Once upon a time in the Midwest

Public Enemies offers us a look into the Golden Age of Bank Robbers. Johnny Depp plays another charming bad guy, the Hoosier state's most notorious son John Dillenger. Pitted against Dillenger is Christian Bale as Bureau of Investigation Special Agent Batman ... umm Purvis. The Bureau was initially supposed to be made up of the best and the brightest using the most modern investigative methods to bring criminals to justice.

Unfortunately, it doesn't work out so well. Purvis is no Elliot Ness. Indeed, in the movie, most of his recruits are decidedly not up to the challenge of taking down the likes of Pretty Boy Floyd, Baby Face Nelson and John Dillenger. The film shows us that sometimes the only thing that separates the criminals from the police is little more than a thin bit of metal. And the federal law enforcers seem more into the hunt for prey than in bringing wanted and dangerous criminals to justice.

One could read into this movie parallels to the current state of the Global War on Terror and the current economic crisis. The methods the law enforcement agents use are at turns degrading and terrorizing. A woman who has to use the rest room during an interrogation is left chained to her chair. A man with a bullet in the back of his head is left to endure the pain until he gives up some vital intel. It's a period piece in which the banks were seen as the bad guys and bank robbers were glorified as folk heros.

Public Enemies is a period piece. Indeed, has many pieces it tries to bring into a cohesive whole but the final puzzle picture remains as grainy as some of its cinematograpy.
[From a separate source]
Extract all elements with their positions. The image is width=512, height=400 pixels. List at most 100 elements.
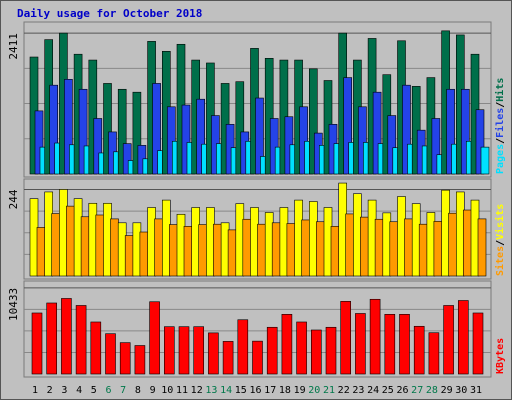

It has pacing problems. The movie is often confusing about where the action is happening. Bale gives another performance that seems like every other performance. This is another movie in which the color is bleached out. The night scenes are grainy. It may all be an attempt to create a unified visual documentary feel. If so, it fails not because of the effort but because the movie lacks epic scope.

The movie wants to provide us with "just the facts" which themselves are compelling, but alone aren't compelling enough. It wants to be unsentimental about its subject matter: a likeable folk hero bank robber vs. an earnest law enforcement agent who has to make moral compromises to get Public Enemy No. 1. This is epic material.

In the final scene, Dillenger is in the cinema watching the Clark Gable film "Manhattan Melodrama." We get the sense that Dillenger saw himself in Clark Gable terms. Public Enemies wants to be seen as more than a just another gangster film. The creative team could have learned a lesson or two from The Godfather.